Injecting extracellular matrix taken from zebrafish hearts, which are famous able to regenerate, appears to initiate similar rejuvenation in mammalian heart tissue too
Zebrafish are rather unique in the natural world, in that they can fully regenerate their heart, even when up to 20% has been damaged. Scientists have therefore been scrambling to work out which genes and molecular signals are involved. Given that genes are remarkably conserved throughout the animal kingdom, there is a chance that similar signals could kickstart latent regenerative ability in mammals too (including humans).

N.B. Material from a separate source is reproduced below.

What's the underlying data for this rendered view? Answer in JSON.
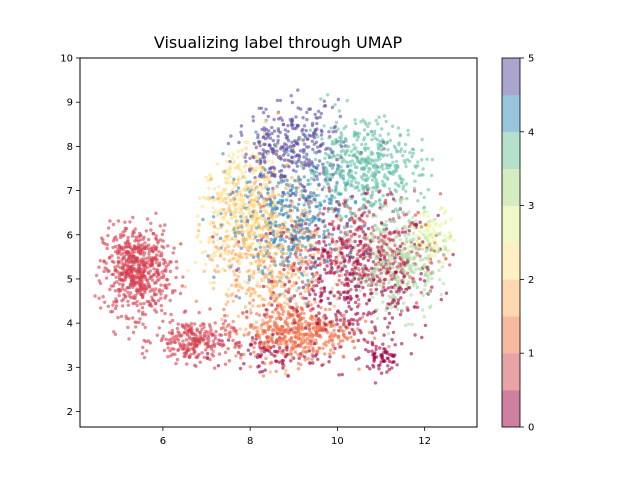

Enter the ECM (extracellular matrix)
Heart cells are surrounded in a matrix layer called the ECM. This provides structural support and contains abundant locked in proteins that when released tell the nearby cells to behave in a certain way. ECM is present across the entire body and plays an essential role in skin, as well as skin aging. Breaking down the ECM can even encourage cancer growth, as well as wound healing.
Healing mammalian hearts
A team of researchers decided to test ECM components extracted from zebrafish in mice and human cells, to see if it had any beneficial effect. They first froze zebrafish heart tissue - bursting the cells but leaving a remaining ECM. This prevented immune rejection and decellularized the extract. They then injected this ECM into damaged mouse hearts.

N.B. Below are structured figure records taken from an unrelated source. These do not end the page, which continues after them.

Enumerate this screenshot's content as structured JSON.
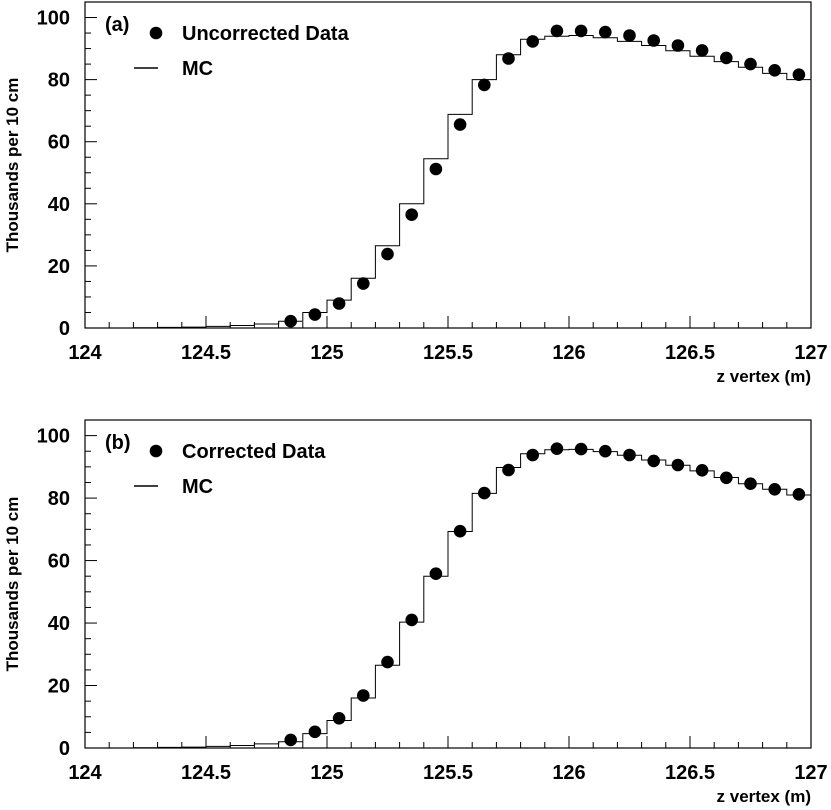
{
  "chart_data": [
    {
      "type": "scatter",
      "panel_label": "(a)",
      "xlabel": "z vertex (m)",
      "ylabel": "Thousands per 10 cm",
      "xlim": [
        124,
        127
      ],
      "ylim": [
        0,
        105
      ],
      "x_ticks": [
        "124",
        "124.5",
        "125",
        "125.5",
        "126",
        "126.5",
        "127"
      ],
      "y_ticks": [
        "0",
        "20",
        "40",
        "60",
        "80",
        "100"
      ],
      "legend_position": "top-left",
      "series": [
        {
          "name": "Uncorrected Data",
          "style": "markers",
          "x": [
            124.85,
            124.95,
            125.05,
            125.15,
            125.25,
            125.35,
            125.45,
            125.55,
            125.65,
            125.75,
            125.85,
            125.95,
            126.05,
            126.15,
            126.25,
            126.35,
            126.45,
            126.55,
            126.65,
            126.75,
            126.85,
            126.95
          ],
          "values": [
            2.2,
            4.3,
            7.9,
            14.3,
            23.8,
            36.5,
            51.2,
            65.5,
            78.3,
            86.8,
            92.3,
            95.7,
            95.7,
            95.3,
            94.2,
            92.6,
            91.0,
            89.4,
            87.0,
            85.0,
            83.0,
            81.6
          ]
        },
        {
          "name": "MC",
          "style": "step",
          "bin_edges": [
            124.2,
            124.3,
            124.4,
            124.5,
            124.6,
            124.7,
            124.8,
            124.9,
            125.0,
            125.1,
            125.2,
            125.3,
            125.4,
            125.5,
            125.6,
            125.7,
            125.8,
            125.9,
            126.0,
            126.1,
            126.2,
            126.3,
            126.4,
            126.5,
            126.6,
            126.7,
            126.8,
            126.9,
            127.0
          ],
          "values": [
            0.1,
            0.2,
            0.3,
            0.5,
            0.8,
            1.3,
            2.2,
            5.0,
            9.0,
            16.0,
            26.5,
            40.0,
            54.5,
            68.8,
            80.0,
            88.0,
            93.0,
            94.0,
            94.2,
            93.5,
            92.3,
            91.0,
            89.3,
            87.5,
            85.8,
            84.0,
            82.0,
            80.0
          ]
        }
      ]
    },
    {
      "type": "scatter",
      "panel_label": "(b)",
      "xlabel": "z vertex (m)",
      "ylabel": "Thousands per 10 cm",
      "xlim": [
        124,
        127
      ],
      "ylim": [
        0,
        105
      ],
      "x_ticks": [
        "124",
        "124.5",
        "125",
        "125.5",
        "126",
        "126.5",
        "127"
      ],
      "y_ticks": [
        "0",
        "20",
        "40",
        "60",
        "80",
        "100"
      ],
      "legend_position": "top-left",
      "series": [
        {
          "name": "Corrected Data",
          "style": "markers",
          "x": [
            124.85,
            124.95,
            125.05,
            125.15,
            125.25,
            125.35,
            125.45,
            125.55,
            125.65,
            125.75,
            125.85,
            125.95,
            126.05,
            126.15,
            126.25,
            126.35,
            126.45,
            126.55,
            126.65,
            126.75,
            126.85,
            126.95
          ],
          "values": [
            2.6,
            5.2,
            9.5,
            16.8,
            27.5,
            41.0,
            55.8,
            69.4,
            81.6,
            89.0,
            93.8,
            95.8,
            95.7,
            95.0,
            93.8,
            91.9,
            90.6,
            88.9,
            86.5,
            84.6,
            82.8,
            81.2
          ]
        },
        {
          "name": "MC",
          "style": "step",
          "bin_edges": [
            124.2,
            124.3,
            124.4,
            124.5,
            124.6,
            124.7,
            124.8,
            124.9,
            125.0,
            125.1,
            125.2,
            125.3,
            125.4,
            125.5,
            125.6,
            125.7,
            125.8,
            125.9,
            126.0,
            126.1,
            126.2,
            126.3,
            126.4,
            126.5,
            126.6,
            126.7,
            126.8,
            126.9,
            127.0
          ],
          "values": [
            0.1,
            0.2,
            0.3,
            0.5,
            0.8,
            1.3,
            2.0,
            4.6,
            8.8,
            16.0,
            26.5,
            40.3,
            55.0,
            69.3,
            81.5,
            89.8,
            94.2,
            95.5,
            95.6,
            94.9,
            93.7,
            92.2,
            90.5,
            88.7,
            86.6,
            84.6,
            82.8,
            81.0
          ]
        }
      ]
    }
  ]
}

"It's difficult to inject foreign cells into a body because the body will recognize them as foreign and reject them; that's not the case with ECM. Because ECMs are composed of collagen, elastin, carbohydrates and signaling molecules and have no cell surface markers, DNA or RNA from the donor, the recipient is less likely to reject the treatment"
Mouse cardiac function was improved almost immediately, and healing was visible within 5 days post-treatment; increasing the heart beat strength in contrast to untreated animals. More importantly, ECM taken from zebrafish hearts that was in the process of healing was even more effective in aiding healing. While the concept hasn't been tested in detail on human tissue, the team did have time to observe the effects of ECM on human cardiac cells in the laboratory. Initial observations suggested that it protected the cells from stress but we will have to await further testing in coming research.